|
Pesawat tempur siluman KF-X/IF-X
buatan Korsel-Indonesia |
Dari
sekian banyak alutsista yang ada,
pesawat tempur merupakan salah satu alutsista yang menjadi ujung
tombak kekuatan angkatan udara. Dalam doktrin perang modern, kemampuan pesawat tempur bisa menjadi salah
satu penentu jalannya peperangan. Armada
pesawat tempur yang tangguh menjadi unsur yang penting dalam
suatu operasi militer (pertahanan).
Berbeda dengan pesawat terbang yang biasa digunakan
oleh kalangan sipil, pesawat tempur
modern yang digunakan militer saat ini harus memiliki beberapa kriteria
wajib, seperti memiliki kemampuan siluman (stealth)
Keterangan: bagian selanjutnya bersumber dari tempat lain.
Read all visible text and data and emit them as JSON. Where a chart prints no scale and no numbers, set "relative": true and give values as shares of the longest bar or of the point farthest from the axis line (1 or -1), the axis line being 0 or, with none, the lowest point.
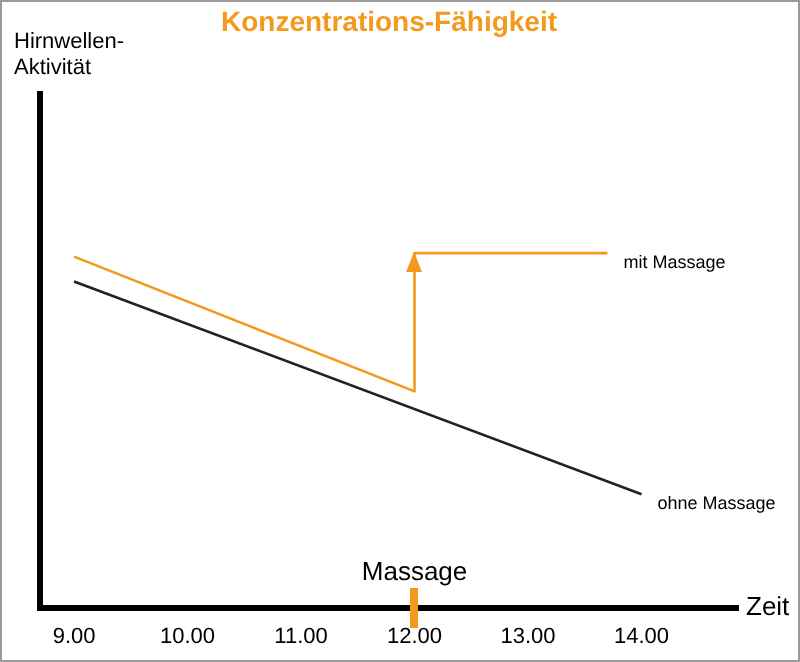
{
  "chart_data": {
    "type": "line",
    "title": "Konzentrations-Fähigkeit",
    "xlabel": "Zeit",
    "relative": true,
    "tick_labels": "x",
    "legend": false,
    "grid": false,
    "marker": "none",
    "line_style": "solid",
    "xlim": [
      8.7,
      14.85
    ],
    "xticks": [
      {
        "value": 9,
        "label": "9.00"
      },
      {
        "value": 10,
        "label": "10.00"
      },
      {
        "value": 11,
        "label": "11.00"
      },
      {
        "value": 12,
        "label": "12.00"
      },
      {
        "value": 13,
        "label": "13.00"
      },
      {
        "value": 14,
        "label": "14.00"
      }
    ],
    "series": [
      {
        "name": "mit Massage",
        "color": "#f39a1e",
        "x": [
          9,
          12,
          12,
          13.7
        ],
        "values": [
          0.99,
          0.61,
          1,
          1
        ]
      },
      {
        "name": "ohne Massage",
        "color": "#222222",
        "x": [
          9,
          14
        ],
        "values": [
          0.92,
          0.32
        ]
      }
    ],
    "annotations": [
      "Hirnwellen-Aktivität",
      "Massage"
    ]
  }
}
yang berguna untuk mengurangi kemungkinan terdeteksinya pesawat oleh radar musuh, avionik
yang canggih atau pun kelincahan bermanuver untuk menghindar dari
kejaran pesawat tempur musuh.
Bagi
dunia penerbangan militer, pesawat tempur
siluman memang sedang menjadi pembicaraan hangat. Lalu apa itu pesawat tempur siluman? Pesawat tempur siluman merupakan pesawat tempur yang mampu menyerap
dan membelokkan gelombang radar, dengan cara membuat design pesawat yang minus lekukan yang
fungsinya adalah memperkecil sudut-sudut tajam yang bisa ditangkap oleh
radar sehingga memperkecil Radar Cross Section (RCS) dan
membuatnya lebih sulit untuk
dideteksi.
Hal
inilah yang mendasari pesawat siluman
memiliki bentuk yang aneh tidak seperti biasanya. Pesawat siluman sebenarnya tidak 100%
tidak bisa terdeteksi radar. Tetapi karena memiliki RCS yang kecil maka
di layar radar hanya tampak seperti gerombolan burung.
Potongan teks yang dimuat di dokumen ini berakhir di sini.